Did you know that the office worker sits on the average for almost six hours a day!
And studies continue to show how this can effect mortality rates - sitting can kill you! The guys have it bad but it's worse for ladies. The sitting male is 20 percent more likely to die than men who don't, while ladies who sit for sit six hours a day are 40 percent more likely to die before their more active counterparts.
The worst part is the only way to make this better is to stand up. Your weekly workouts will not help undue the damage from this glass bottom chair addiction.
9 Ways to Get Moving in the Office
- Print It: Send your printed documents to another work station. This forces you to get up and move to pick them up or hand deliver them to office co-workers instead of emailing them.

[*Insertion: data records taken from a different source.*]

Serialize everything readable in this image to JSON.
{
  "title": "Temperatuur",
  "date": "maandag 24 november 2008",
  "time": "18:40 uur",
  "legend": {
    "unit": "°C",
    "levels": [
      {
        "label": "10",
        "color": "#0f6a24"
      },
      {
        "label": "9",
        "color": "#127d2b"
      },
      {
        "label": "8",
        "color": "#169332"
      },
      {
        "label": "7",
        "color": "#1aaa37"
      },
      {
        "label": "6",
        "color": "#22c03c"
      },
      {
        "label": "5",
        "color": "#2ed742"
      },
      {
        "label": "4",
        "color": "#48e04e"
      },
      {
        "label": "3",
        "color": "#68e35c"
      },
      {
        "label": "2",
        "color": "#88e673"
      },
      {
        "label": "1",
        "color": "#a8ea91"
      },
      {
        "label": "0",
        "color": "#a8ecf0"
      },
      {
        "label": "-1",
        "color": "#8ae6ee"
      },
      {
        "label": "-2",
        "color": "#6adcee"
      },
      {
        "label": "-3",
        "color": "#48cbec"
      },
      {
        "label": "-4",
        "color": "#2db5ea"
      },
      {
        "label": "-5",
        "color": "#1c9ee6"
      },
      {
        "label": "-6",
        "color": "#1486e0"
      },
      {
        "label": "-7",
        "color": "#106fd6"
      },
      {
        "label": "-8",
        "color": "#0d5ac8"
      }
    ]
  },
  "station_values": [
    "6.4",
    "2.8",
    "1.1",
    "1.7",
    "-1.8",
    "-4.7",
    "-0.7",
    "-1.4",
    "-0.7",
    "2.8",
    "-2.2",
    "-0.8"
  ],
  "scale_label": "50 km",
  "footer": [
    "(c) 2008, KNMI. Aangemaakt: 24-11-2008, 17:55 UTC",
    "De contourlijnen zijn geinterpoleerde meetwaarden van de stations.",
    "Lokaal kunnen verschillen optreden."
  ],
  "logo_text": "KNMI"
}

- Use an App: Set a timer on your computer or phone to buzz every thirty minutes, signaling you to stand up and stretch. There are also plenty of apps available designed to prompt individuals with a suggestion for a low-impact activity that takes between one to two minutes to complete, and is suitable to be completed at a desk or around the office.
- Hands Free: Use a headset or blue tooth for your calls. This allows a better position for you head and neck as well as frees up your hands and body to get up and move.
- Pacer Racer: Instead of sitting during conference calls, stand up and pace in your office. Every step counts in moving and it gets you up off your bottom line.
- Weight a Minute: Keep a small pair of hand weights under your desk and perform some bicep curls or tricep kickbacks while on a call. (Make sure you are standing while performing these moves. )
- Tree Pose: Stand up on one leg while answering the phone or on a conference call. This will help build inner thigh strength and tone your core as a bonus.
- Gal Time: Try to take a ten minute walk at lunch. Ask friends to join you for support. Incremental exercise of three ten minute walks has similar effects to walking a solid thirty minute walk.
- Balancing Act: Replace your desk chair with a stability ball. Sitting on a ball can engage your core and increase muscle stimulation so that muscles are consistently on call, burning calories as opposed to sitting in a desk chair.
- Take the Stairs: Take the stairs to get in a few extra steps and use the bathroom on the floor above or below yours.